Karena jika demikian, mungkin anak-anak bahkan para pemula yang
beranjak dewasa tidak akan mendapat kesempatan belajar agama. Akan ada banyak
orang yang buta terhadap ilmu agama jika ikhlas menjadi syarat utama untuk
diterimanya seorang untuk memulai belajar memahami ilmu.
Sebab banyak diantara mereka yang kesulitan untuk memulai dengan
ikhlas. (Lihat Tadzkiratul As-Sami’ wa al-mutakalim fi Adab al ‘Alim wa al-Mutakallim,
hal.54).
Realitanya terkadang anak-anak belum memahami hakikat ikhlas.
Mereka belajar bisa jadi karena diperintahkan orang tua, pengaruh teman, atau
sekolah dan belajar agama karena memang di lingkungannya hal ini menjadi
kebiasaan dan tradisi.
Orang tua dan pendidik hendaknya terus memotivasinya agar niatnya
ikhlas untuk mencari ridha dan pahala dari Allah subhanahu wa ta’ala. Terus
menerus tanpa bosan memberi semangat dan secara bertahap diberi pengertian
bahwa semua amalan harus lurus niatnya untuk mencari keridhaan-Nya.
Kisahkan pula hadits yang agung Rasulullah shalallaahu ‘alaihi wa
sallam tentang ancaman berat ketika tujuannya belajar ilmu syar’i tidak ikhlas.
Tentu dengan bahasa dan penjelasan yang mudah dipahami anak, dengan
ungkapan santun lagi lembut sehingga anak mudah memahaminya dengan izin Allah
subhanahu wa ta’ala. Rasulullah shalallaahu ‘alaihi wa sallam bersabda:
“…Dan seorang laki-laki yang belajar dan mengajarkan ilmu serta
membaca Al-Qur’an, lalu ia didatangkan dan Allah mengingatkan ni’mat-ni’mat-Nya
(kepadanya) dan dia pun mengenalnya.
Allah berfirman, “apa yang kamu lakukan padanya?” ia berkata, “saya
belajar ilmu dan mengajarkannya serta membaca Al-Qur’an demi Engkau”. Allah
berfirman, “kamu berdusta, akan tetapi engkau belajar ilmu supaya dikatakan
alim, dan engkau membaca Al Qur’an supaya dikatakan qari dan itu telah
dikatakan”.
Kemudian diperintahkan agar dia diseret di atas wajahnya hingga
dilemparkan kedalam api neraka…” (HR. Muslim, Ahmad, at-Timidzi).

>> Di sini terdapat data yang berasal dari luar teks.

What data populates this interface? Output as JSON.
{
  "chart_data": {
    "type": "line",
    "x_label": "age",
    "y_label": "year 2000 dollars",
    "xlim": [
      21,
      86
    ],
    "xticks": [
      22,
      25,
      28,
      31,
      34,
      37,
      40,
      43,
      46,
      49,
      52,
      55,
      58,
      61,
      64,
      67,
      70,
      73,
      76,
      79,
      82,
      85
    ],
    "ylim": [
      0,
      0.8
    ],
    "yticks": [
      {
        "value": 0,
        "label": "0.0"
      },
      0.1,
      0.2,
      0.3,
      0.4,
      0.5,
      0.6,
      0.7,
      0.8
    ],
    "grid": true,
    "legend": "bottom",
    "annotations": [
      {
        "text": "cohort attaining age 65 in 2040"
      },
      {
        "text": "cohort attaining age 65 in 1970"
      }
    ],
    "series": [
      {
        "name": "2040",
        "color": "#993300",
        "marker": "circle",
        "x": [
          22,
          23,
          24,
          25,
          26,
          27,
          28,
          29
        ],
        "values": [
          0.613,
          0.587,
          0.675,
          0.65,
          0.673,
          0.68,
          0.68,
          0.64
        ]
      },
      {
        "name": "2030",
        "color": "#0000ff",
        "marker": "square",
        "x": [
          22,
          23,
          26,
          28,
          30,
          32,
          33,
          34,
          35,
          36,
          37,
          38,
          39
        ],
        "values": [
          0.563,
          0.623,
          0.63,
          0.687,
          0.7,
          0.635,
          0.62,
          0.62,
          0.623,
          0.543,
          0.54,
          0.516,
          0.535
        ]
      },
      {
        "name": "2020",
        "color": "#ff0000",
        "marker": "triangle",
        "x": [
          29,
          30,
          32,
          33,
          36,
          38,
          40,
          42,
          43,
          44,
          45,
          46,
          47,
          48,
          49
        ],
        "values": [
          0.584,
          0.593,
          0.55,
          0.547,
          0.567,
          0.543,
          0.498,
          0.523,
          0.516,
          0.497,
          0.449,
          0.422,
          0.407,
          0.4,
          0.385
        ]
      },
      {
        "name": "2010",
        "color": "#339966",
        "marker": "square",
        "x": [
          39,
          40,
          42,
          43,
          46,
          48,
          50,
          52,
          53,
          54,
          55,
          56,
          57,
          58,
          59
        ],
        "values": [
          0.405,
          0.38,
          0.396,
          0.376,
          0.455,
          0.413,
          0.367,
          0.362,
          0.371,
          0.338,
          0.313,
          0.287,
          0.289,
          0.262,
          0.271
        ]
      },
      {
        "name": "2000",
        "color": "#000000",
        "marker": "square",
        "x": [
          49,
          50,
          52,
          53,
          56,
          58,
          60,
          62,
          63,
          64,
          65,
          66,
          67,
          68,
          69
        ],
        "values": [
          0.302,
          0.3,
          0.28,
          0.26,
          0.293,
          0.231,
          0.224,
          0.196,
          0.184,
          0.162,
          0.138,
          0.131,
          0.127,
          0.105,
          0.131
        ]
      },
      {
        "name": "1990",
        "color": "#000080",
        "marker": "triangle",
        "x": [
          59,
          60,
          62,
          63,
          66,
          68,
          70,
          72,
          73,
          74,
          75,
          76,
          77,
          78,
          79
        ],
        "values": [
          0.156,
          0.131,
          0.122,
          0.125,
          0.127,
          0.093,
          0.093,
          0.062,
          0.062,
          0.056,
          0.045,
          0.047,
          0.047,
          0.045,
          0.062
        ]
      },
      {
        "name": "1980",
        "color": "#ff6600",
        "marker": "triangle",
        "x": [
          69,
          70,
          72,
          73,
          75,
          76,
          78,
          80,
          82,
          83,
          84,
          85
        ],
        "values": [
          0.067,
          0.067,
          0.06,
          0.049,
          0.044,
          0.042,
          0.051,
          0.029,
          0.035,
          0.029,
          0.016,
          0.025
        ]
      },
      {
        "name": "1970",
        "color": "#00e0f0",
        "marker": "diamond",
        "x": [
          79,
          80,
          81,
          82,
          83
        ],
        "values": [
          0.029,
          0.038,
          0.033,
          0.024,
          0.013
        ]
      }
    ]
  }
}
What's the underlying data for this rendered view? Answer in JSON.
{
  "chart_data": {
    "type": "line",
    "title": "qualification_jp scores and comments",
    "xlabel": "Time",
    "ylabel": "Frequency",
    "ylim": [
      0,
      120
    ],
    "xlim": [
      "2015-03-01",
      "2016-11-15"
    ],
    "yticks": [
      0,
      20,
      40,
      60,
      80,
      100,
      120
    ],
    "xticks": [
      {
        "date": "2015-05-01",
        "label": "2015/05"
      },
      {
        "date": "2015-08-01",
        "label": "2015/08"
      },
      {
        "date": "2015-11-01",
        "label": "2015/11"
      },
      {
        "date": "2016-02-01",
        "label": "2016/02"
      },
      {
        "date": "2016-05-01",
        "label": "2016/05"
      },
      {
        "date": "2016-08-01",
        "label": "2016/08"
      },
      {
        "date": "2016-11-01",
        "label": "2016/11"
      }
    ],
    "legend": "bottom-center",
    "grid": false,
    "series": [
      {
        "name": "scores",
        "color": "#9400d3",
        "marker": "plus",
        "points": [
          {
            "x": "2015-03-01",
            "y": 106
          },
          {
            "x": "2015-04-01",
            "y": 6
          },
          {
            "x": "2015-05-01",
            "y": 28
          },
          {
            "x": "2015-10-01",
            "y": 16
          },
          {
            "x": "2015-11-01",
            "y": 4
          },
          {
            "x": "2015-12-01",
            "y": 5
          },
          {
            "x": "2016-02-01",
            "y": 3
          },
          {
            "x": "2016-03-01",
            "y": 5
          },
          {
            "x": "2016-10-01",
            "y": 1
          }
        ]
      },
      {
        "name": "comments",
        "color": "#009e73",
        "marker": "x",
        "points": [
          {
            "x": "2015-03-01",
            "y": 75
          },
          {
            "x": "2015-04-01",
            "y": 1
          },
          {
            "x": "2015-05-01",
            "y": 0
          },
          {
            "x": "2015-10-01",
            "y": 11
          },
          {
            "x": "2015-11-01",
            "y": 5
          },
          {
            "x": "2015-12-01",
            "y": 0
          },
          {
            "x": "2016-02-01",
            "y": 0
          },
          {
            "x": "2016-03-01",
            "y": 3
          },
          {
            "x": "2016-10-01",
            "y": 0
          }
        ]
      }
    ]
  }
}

Menanamkan karakter ikhlas butuh kesabaran, dimana jiwa anak
terkadang mudah terpengaruh hal-hal yang bisa merusak niat lurusnya.
Pujian yang berlebihan terkadang membuat anak sombong dan merasa
bangga dengan kemampuannya. Padahal prestasi dan kesuksesan tidak lain karena
pertolongan Allah subhanahu wa ta’ala.
Disini peran penting orang tua dan pendidik agar fitrah dan fikrah
(pemikiran) anak lurus dan tidak tertipu oleh kelebihan yang dimilikinya.